Estão os tablets em perigo de extinção?
As vendas de tablets estão caindo progressivamente, mas isso não é exatamente o prenúncio do fim
Talvez você se lembre dos netbooks. Esses laptops de tamanho reduzido e baixo custo viraram febre há alguns anos. Quase todo mundo queria um. Mas não demorou para esse tipo de computador cair no esquecimento. Embora em um ritmo bem mais lento, parece que o mesmo está acontecendo com os tablets, tanto que há gente especulando que esses dispositivos irão sumir do mercado. Será?
Sumir de verdade, ao ponto de não haver mais interesse de nenhum fabricante, é pouco provável. Mas é inegável que o segmento de tablets está passando por uma fase de readaptação: as vendas desse tipo de produto continuam expressivas, mas vêm caindo em escala global.
Essa percepção fica mais clara se analisarmos a situação da linha iPad. Na terça-feira (26), a Apple divulgou os resultados financeiros referentes ao primeiro trimestre fiscal de 2016 (encerrado em 26 de dezembro de 2015), dando motivo de sobra para os investidores comemorarem: no período, a companhia teve receita de US$ 75,9 bilhões, dos quais US$ 18,4 bilhões correspondem a lucro.
O pivô desses números tão impressionantes é a linha iPhone. Só no último trimestre de 2015, quase 75 milhões de unidades do aparelho foram vendidas no mundo todo, um total que gerou receita de US$ de 51,7 bilhões.

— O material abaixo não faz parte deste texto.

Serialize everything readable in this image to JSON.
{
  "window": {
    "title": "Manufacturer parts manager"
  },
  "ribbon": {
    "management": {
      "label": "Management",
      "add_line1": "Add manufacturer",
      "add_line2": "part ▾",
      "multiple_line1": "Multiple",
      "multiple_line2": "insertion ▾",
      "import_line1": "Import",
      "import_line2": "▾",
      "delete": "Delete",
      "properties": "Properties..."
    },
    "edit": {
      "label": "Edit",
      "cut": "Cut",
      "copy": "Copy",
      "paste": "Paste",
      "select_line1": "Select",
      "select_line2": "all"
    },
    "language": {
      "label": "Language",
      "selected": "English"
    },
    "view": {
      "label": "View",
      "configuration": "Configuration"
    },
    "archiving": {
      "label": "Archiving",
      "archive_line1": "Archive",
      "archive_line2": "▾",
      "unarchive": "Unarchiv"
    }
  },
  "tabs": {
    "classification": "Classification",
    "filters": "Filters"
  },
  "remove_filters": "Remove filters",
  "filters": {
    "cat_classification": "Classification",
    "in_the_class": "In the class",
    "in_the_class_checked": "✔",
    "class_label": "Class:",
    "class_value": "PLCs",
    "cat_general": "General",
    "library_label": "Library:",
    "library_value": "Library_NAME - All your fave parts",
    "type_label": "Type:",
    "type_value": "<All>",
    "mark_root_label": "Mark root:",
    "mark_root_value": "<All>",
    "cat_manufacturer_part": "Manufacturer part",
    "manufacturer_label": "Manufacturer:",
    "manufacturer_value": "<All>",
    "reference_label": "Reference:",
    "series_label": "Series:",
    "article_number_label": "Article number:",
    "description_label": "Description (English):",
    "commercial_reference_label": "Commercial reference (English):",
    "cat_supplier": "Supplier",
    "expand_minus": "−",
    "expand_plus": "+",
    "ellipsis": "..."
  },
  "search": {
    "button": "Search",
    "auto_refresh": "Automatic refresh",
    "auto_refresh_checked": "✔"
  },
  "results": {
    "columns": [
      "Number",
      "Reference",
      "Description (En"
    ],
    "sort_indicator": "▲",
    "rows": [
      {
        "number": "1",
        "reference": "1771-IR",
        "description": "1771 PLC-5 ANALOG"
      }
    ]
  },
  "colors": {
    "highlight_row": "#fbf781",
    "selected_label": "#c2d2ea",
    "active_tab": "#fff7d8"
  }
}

Com a linha iPad, porém, os resultados não foram nada animadores: 16,1 milhões de unidades do tablet foram vendidas no mesmo período. É um número importante, não há dúvidas, mas no primeiro trimestre fiscal de 2015, 21,4 milhões de unidades haviam sido comercializadas.
Se olharmos para o restante do segmento — aquela fatia que concentra tablets com Android — veremos que a situação não é melhor. Companhias como Samsung, LG e Asus também estão enfrentando reduções nas vendas de tablets.
Ainda não há dados oficiais, mas o IDC estima que as vendas do semento caíram pelo menos 8% em 2015. Para 2016 as coisas não devem ficar mais confortáveis: a CTA, entidade que organiza a feira CES, prevê queda também de 8% nas vendas globais de tablets na comparação com o ano passado.
Afinal, o que se passa?
O principal atrativo de um tablet é o tamanho da tela. A maioria dos modelos conta com displays cuja dimensão varia entre 7 e 10 polegadas. O problema é que, aos poucos, os usuários foram percebendo que tela maior não implica, necessariamente, em melhor experiência de uso.
Assistir a vídeos, visualizar fotos e jogar certamente são atividades que ficam mais interessantes nos tablets. Por outro lado, há uma infinidade de aplicativos que não aproveitam o tamanho mais generoso da tela de um dispositivo do tipo, fazendo com que a experiência de uso pouco mude na comparação com um smartphone. Isso acontece principalmente no universo do Android.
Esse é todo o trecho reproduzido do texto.